Data-driven Estimation of Crystal Efficiencies using Single Events

Normalization correction is a pre-requisite for accurate reconstruction of PET images. Uniform phantoms are often used to estimate normalization factors. While this approach can provide reliable results, the additional phantom-based scans reduce overall patient throughput.The main component in the normalization factors that may change over time is the crystal efficiencies. The crystal efficiencies affect both coincidence events and single events. Single events are used to provide additional data for estimating crystal efficiencies. A maximum-likelihood-based approach has been derived and used for the estimation of crystal efficiencies, which indicates that the crystal efficiency can be derived by dividing the measured single events with the estimated single events from activity distribution and attenuation map. An alternate update approach has been developed, where the activity distributions and the crystal efficiencies are jointly estimated. 2D simulations with different noise levels were employed to validate the method.

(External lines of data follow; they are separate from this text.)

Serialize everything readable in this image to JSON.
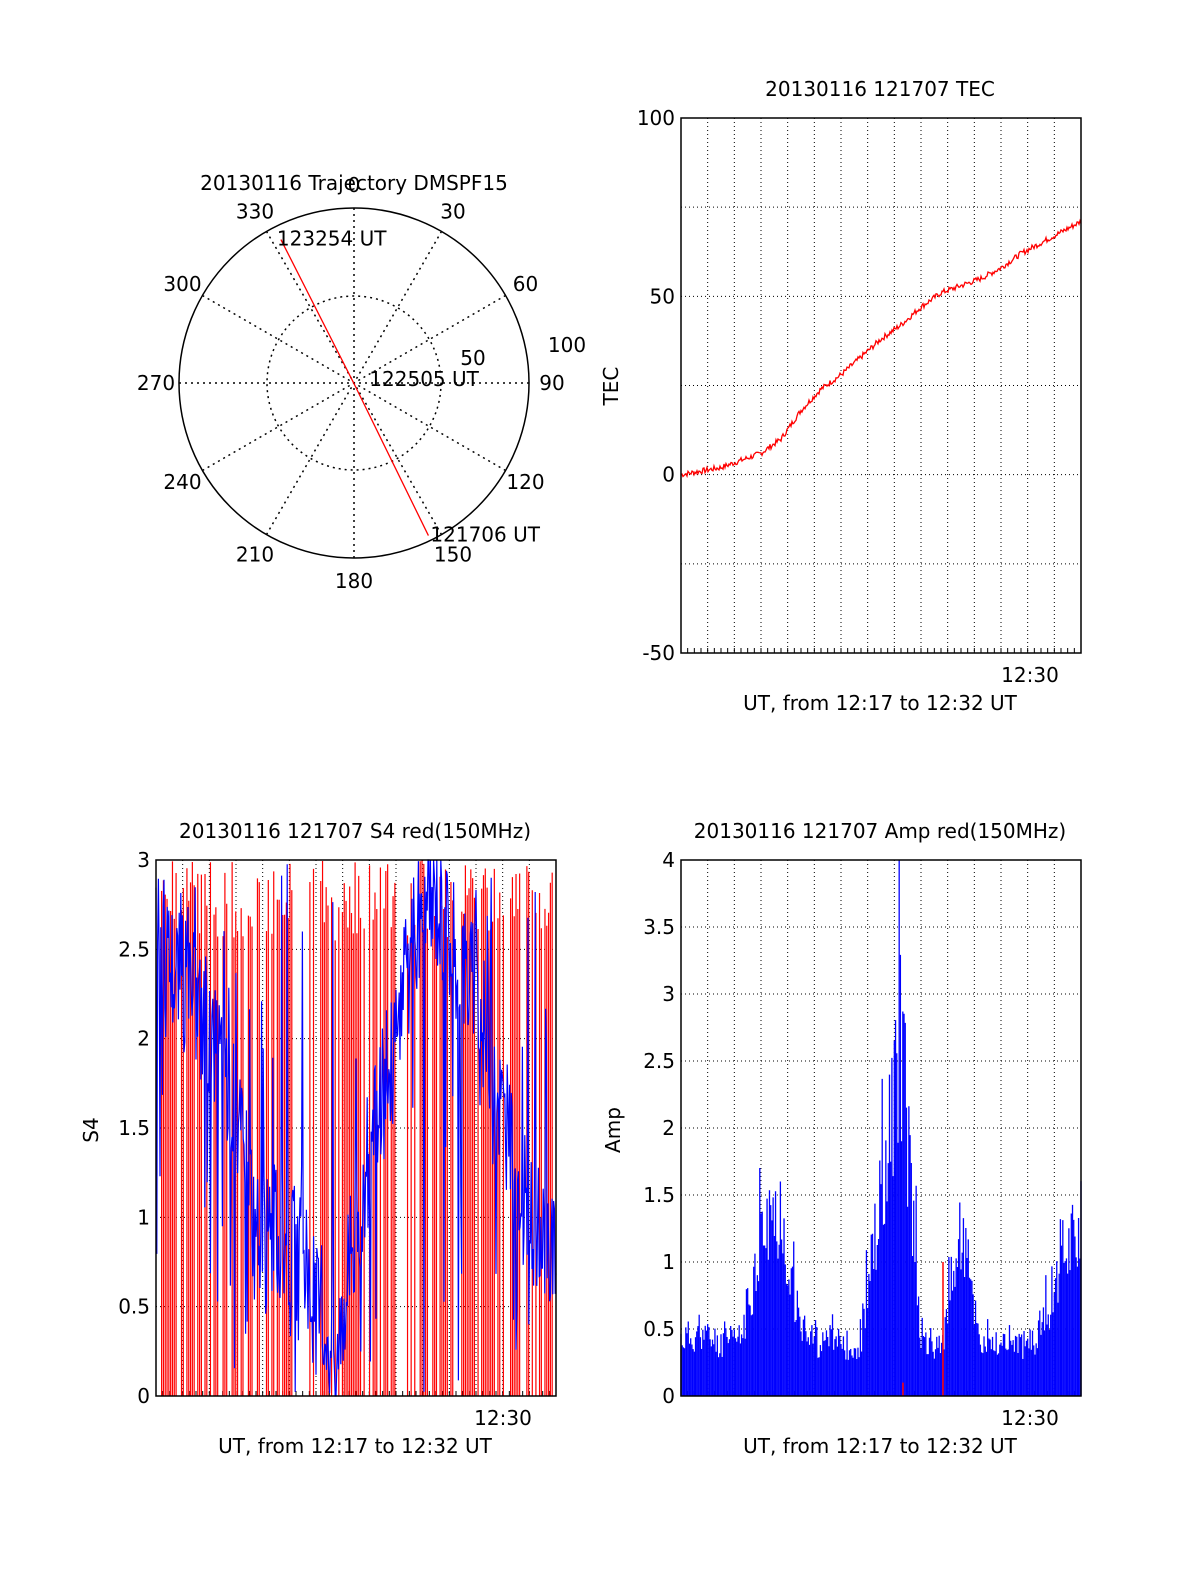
{
  "chart_data": [
    {
      "type": "polar",
      "title": "20130116 Trajectory DMSPF15",
      "angle_labels": [
        "0",
        "30",
        "60",
        "90",
        "120",
        "150",
        "180",
        "210",
        "240",
        "270",
        "300",
        "330"
      ],
      "radius_labels": [
        "50",
        "100"
      ],
      "radius_max": 100,
      "grid": true,
      "trajectory": [
        {
          "label": "123254 UT",
          "azimuth": 333,
          "elevation_r": 92
        },
        {
          "label": "122505 UT",
          "azimuth": 158,
          "elevation_r": 2
        },
        {
          "label": "121706 UT",
          "azimuth": 154,
          "elevation_r": 97
        }
      ],
      "trajectory_color": "#ff0000"
    },
    {
      "type": "line",
      "title": "20130116 121707 TEC",
      "ylabel": "TEC",
      "xlabel": "UT, from 12:17 to 12:32 UT",
      "xtick_label": "12:30",
      "ylim": [
        -50,
        100
      ],
      "yticks": [
        "-50",
        "0",
        "50",
        "100"
      ],
      "grid": true,
      "series": [
        {
          "color": "#ff0000",
          "x": [
            0,
            0.05,
            0.1,
            0.15,
            0.2,
            0.25,
            0.3,
            0.35,
            0.4,
            0.45,
            0.5,
            0.55,
            0.6,
            0.65,
            0.7,
            0.75,
            0.8,
            0.85,
            0.9,
            0.95,
            1.0
          ],
          "values": [
            0,
            1,
            2,
            4,
            6,
            10,
            18,
            24,
            28,
            33,
            38,
            42,
            47,
            51,
            53,
            55,
            58,
            62,
            65,
            68,
            71
          ]
        }
      ]
    },
    {
      "type": "bar",
      "title": "20130116 121707 S4 red(150MHz)",
      "ylabel": "S4",
      "xlabel": "UT, from 12:17 to 12:32 UT",
      "xtick_label": "12:30",
      "ylim": [
        0,
        3
      ],
      "yticks": [
        "0",
        "0.5",
        "1",
        "1.5",
        "2",
        "2.5",
        "3"
      ],
      "grid": true,
      "series": [
        {
          "color": "#ff0000",
          "note_values": "dense saturated spikes 0-3"
        },
        {
          "color": "#0000ff",
          "values": [
            2.6,
            2.4,
            2.2,
            2.0,
            1.6,
            0.85,
            0.9,
            0.8,
            0.5,
            0.3,
            1.0,
            1.5,
            2.0,
            2.6,
            2.8,
            2.5,
            2.3,
            1.8,
            1.2,
            0.9,
            0.85
          ]
        }
      ]
    },
    {
      "type": "bar",
      "title": "20130116 121707 Amp red(150MHz)",
      "ylabel": "Amp",
      "xlabel": "UT, from 12:17 to 12:32 UT",
      "xtick_label": "12:30",
      "ylim": [
        0,
        4
      ],
      "yticks": [
        "0",
        "0.5",
        "1",
        "1.5",
        "2",
        "2.5",
        "3",
        "3.5",
        "4"
      ],
      "grid": true,
      "series": [
        {
          "color": "#0000ff",
          "values": [
            0.55,
            0.6,
            0.5,
            0.55,
            1.5,
            1.8,
            0.6,
            0.5,
            0.5,
            0.45,
            1.9,
            3.5,
            0.5,
            0.45,
            1.6,
            0.5,
            0.5,
            0.5,
            0.5,
            1.4,
            1.7
          ]
        },
        {
          "color": "#ff0000",
          "values": [
            0,
            0,
            0,
            0,
            0,
            0,
            0,
            0,
            0,
            0,
            0,
            0.1,
            0,
            1.0,
            0,
            0,
            0,
            0,
            0,
            0,
            0
          ]
        }
      ]
    }
  ]
}
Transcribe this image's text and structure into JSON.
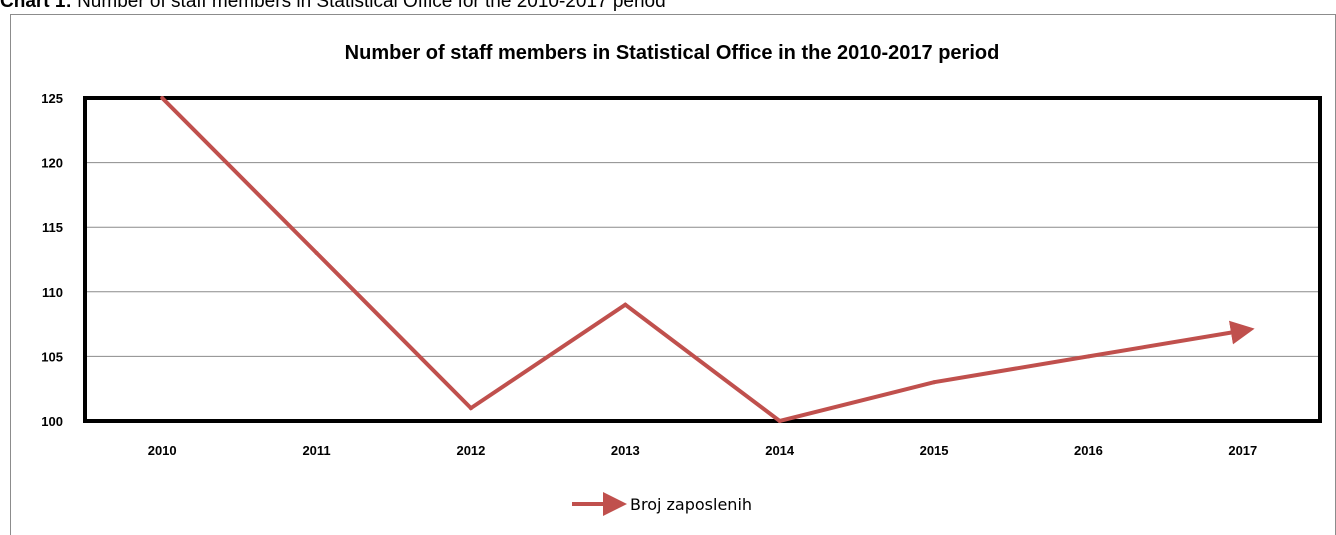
{
  "caption": {
    "label": "Chart 1:",
    "text": " Number of staff members in Statistical Office for the 2010-2017 period"
  },
  "chart_data": {
    "type": "line",
    "title": "Number of staff members in Statistical Office in the 2010-2017 period",
    "xlabel": "",
    "ylabel": "",
    "categories": [
      "2010",
      "2011",
      "2012",
      "2013",
      "2014",
      "2015",
      "2016",
      "2017"
    ],
    "series": [
      {
        "name": "Broj zaposlenih",
        "values": [
          125,
          113,
          101,
          109,
          100,
          103,
          105,
          107
        ],
        "color": "#c0504d"
      }
    ],
    "ylim": [
      100,
      125
    ],
    "yticks": [
      "100",
      "105",
      "110",
      "115",
      "120",
      "125"
    ],
    "grid": true,
    "legend": "bottom"
  }
}
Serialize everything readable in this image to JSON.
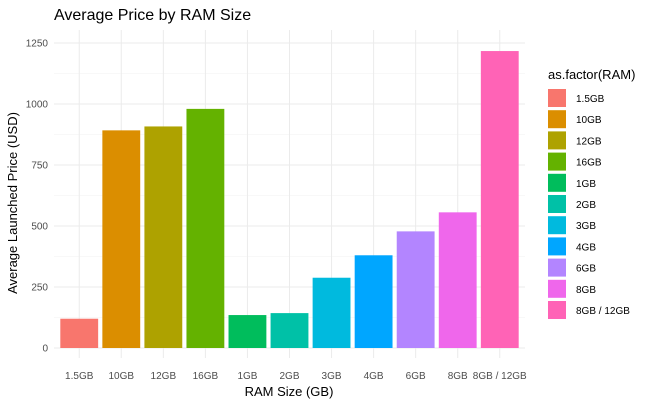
{
  "chart_data": {
    "type": "bar",
    "title": "Average Price by RAM Size",
    "xlabel": "RAM Size (GB)",
    "ylabel": "Average Launched Price (USD)",
    "categories": [
      "1.5GB",
      "10GB",
      "12GB",
      "16GB",
      "1GB",
      "2GB",
      "3GB",
      "4GB",
      "6GB",
      "8GB",
      "8GB / 12GB"
    ],
    "values": [
      120,
      892,
      908,
      980,
      135,
      143,
      288,
      380,
      478,
      556,
      1217
    ],
    "colors": [
      "#F8766D",
      "#DB8E00",
      "#AEA200",
      "#64B200",
      "#00BD5C",
      "#00C1A7",
      "#00BADE",
      "#00A6FF",
      "#B385FF",
      "#EF67EB",
      "#FF63B6"
    ],
    "ylim": [
      0,
      1280
    ],
    "yticks": [
      0,
      250,
      500,
      750,
      1000,
      1250
    ],
    "grid": true,
    "legend": {
      "title": "as.factor(RAM)",
      "position": "right",
      "entries": [
        "1.5GB",
        "10GB",
        "12GB",
        "16GB",
        "1GB",
        "2GB",
        "3GB",
        "4GB",
        "6GB",
        "8GB",
        "8GB / 12GB"
      ]
    }
  }
}
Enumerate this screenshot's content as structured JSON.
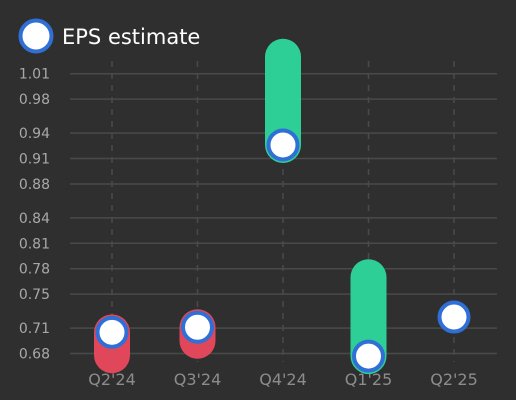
{
  "chart_data": {
    "type": "scatter",
    "legend": {
      "label": "EPS estimate",
      "position": "top-left"
    },
    "categories": [
      "Q2'24",
      "Q3'24",
      "Q4'24",
      "Q1'25",
      "Q2'25"
    ],
    "series": [
      {
        "name": "EPS estimate",
        "values": [
          0.705,
          0.711,
          0.926,
          0.677,
          0.723
        ]
      }
    ],
    "actual": [
      0.678,
      0.695,
      1.03,
      0.77,
      null
    ],
    "y_ticks": [
      "1.01",
      "0.98",
      "0.94",
      "0.91",
      "0.88",
      "0.84",
      "0.81",
      "0.78",
      "0.75",
      "0.71",
      "0.68"
    ],
    "ylim": [
      0.67,
      1.025
    ],
    "grid": true,
    "title": "",
    "xlabel": "",
    "ylabel": "",
    "colors": {
      "background": "#2f2f2f",
      "grid": "#4a4a4a",
      "marker_fill": "#ffffff",
      "marker_stroke": "#2f6fd6",
      "beat": "#2ecf97",
      "miss": "#e0475a"
    }
  }
}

Phantom scan using the partially developed EXPLORER system (two detector units) were also carried out. Fast Monte Carlo simulations were applied for acquiring the estimated single events from activity distributions.Noise-free simulations suggested that the proposed method can quantitatively recover the unknown crystal efficiencies. Noisy simulations suggested that high accuracy can still be achieved (~1% error) with noisy data. The study using the physical scan indicated that it is practical to acquire the measured and estimated singles, and the crystal efficiency map can be acquired using our method.We have proposed a method that can estimate crystal efficiencies using single events and routine clinical data. More studies using acquired data from the scanner will be conducted to further validate the method. This method makes it possible to reduce the number of phantom-based scans for quality control purposes.